In a report published on Wednesday, the European Union said the majority of consumers support the controversial carbon footprints concept and want it immediately implemented to help fight climate change.
Also known as the food miles concept, the carbon footprints campaign seeks to have all horticultural products sold in Europe labeled according to how far they have travelled between the farm and the retail shelves. This means that horticultural products from European farms are considered to have caused less damage to the environment than imports from far-flung farms in Africa and Latin America that are airlifted over thousands of kilometers to reach the consumer.
The latest survey, conducted under the Eurobarometer platform found that four out of five Europeans consider the environmental impact of the products they bought, and would welcome help in making that decision through labeling of products for carbon foot prints. “The battle against climate change must be fought on all fronts and everyone must contribute. It is not only the remit of companies and governments; consumers also have their part to play,” EU Environment Commissioner Stavros Dimas said.
“By purchasing environmentally and climate-friendly products, individual customers send the right signal to farmers to produce more eco-friendly products.”

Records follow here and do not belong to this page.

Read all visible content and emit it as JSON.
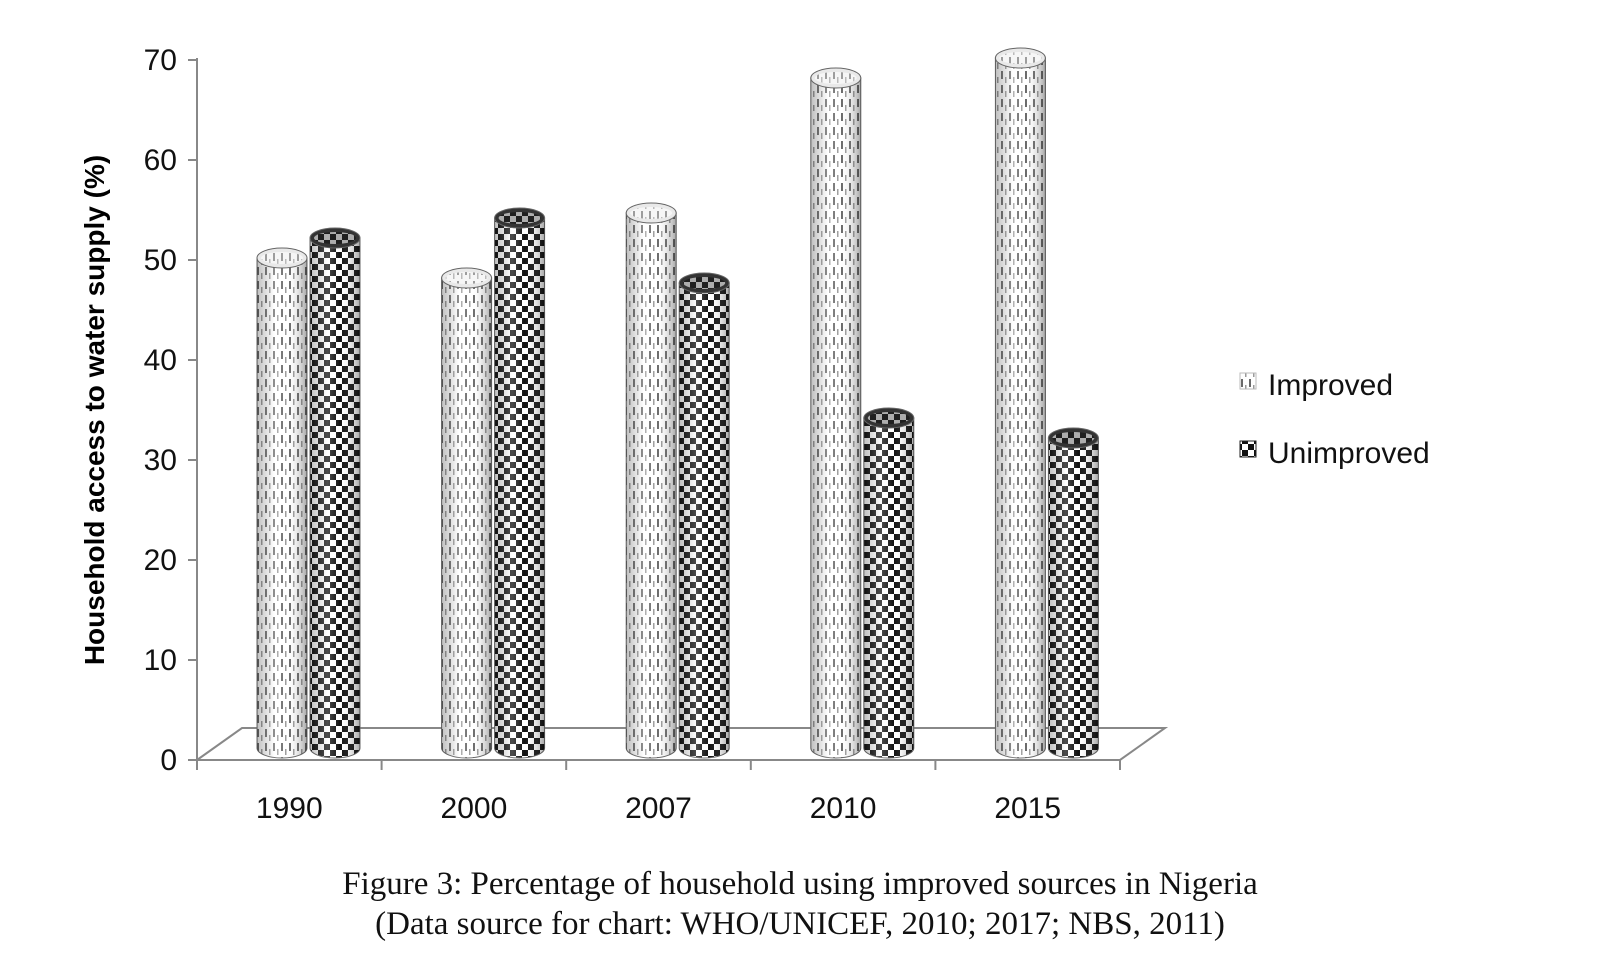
{
  "chart_data": {
    "type": "bar",
    "categories": [
      "1990",
      "2000",
      "2007",
      "2010",
      "2015"
    ],
    "series": [
      {
        "name": "Improved",
        "values": [
          50,
          48,
          54.5,
          68,
          70
        ],
        "pattern": "dashed-light"
      },
      {
        "name": "Unimproved",
        "values": [
          52,
          54,
          47.5,
          34,
          32
        ],
        "pattern": "checker-dark"
      }
    ],
    "ylabel": "Household access to water supply (%)",
    "xlabel": "",
    "ylim": [
      0,
      70
    ],
    "yticks": [
      0,
      10,
      20,
      30,
      40,
      50,
      60,
      70
    ],
    "style": "3d-cylinder",
    "legend_position": "right",
    "grid": false
  },
  "caption": {
    "line1": "Figure 3: Percentage of household using improved sources in Nigeria",
    "line2": "(Data source for chart: WHO/UNICEF, 2010; 2017; NBS, 2011)"
  },
  "colors": {
    "axis": "#888888",
    "improved_stripe": "#555555",
    "unimproved_dark": "#111111"
  }
}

Eurobarometer established that 72 per cent of EU citizens want mandatory labels indicating a product’s carbon footprint. It however admitted that attitudes varied widely between member states with the Czechs being the least in favour of such labelling (47 per cent). More than 90 per cent Greeks were found to be in favour of the labelling.
African farmers, supported by recent studies, have however dismissed the carbon footprints concept as a protectionist move by Europe to shield its farmers from external competition using non-tariff barriers (NTBs).
Kenyan horticulture exporters have particularly strongly opposed the food miles concept arguing that their produce is less damaging to the environment because it is produced naturally under the sun unlike European counterparts who produce tones of environment damaging emissions growing flowers and vegetables in green houses.
Research by key European institutions has found that producing vegetables in a greenhouse produces nearly 20 times more carbon than those produced under the sun in Africa and South America, and airlifted to Europe. Kenyan growers have used the findings to launch “Grown Under the Sun” campaign to market their produce.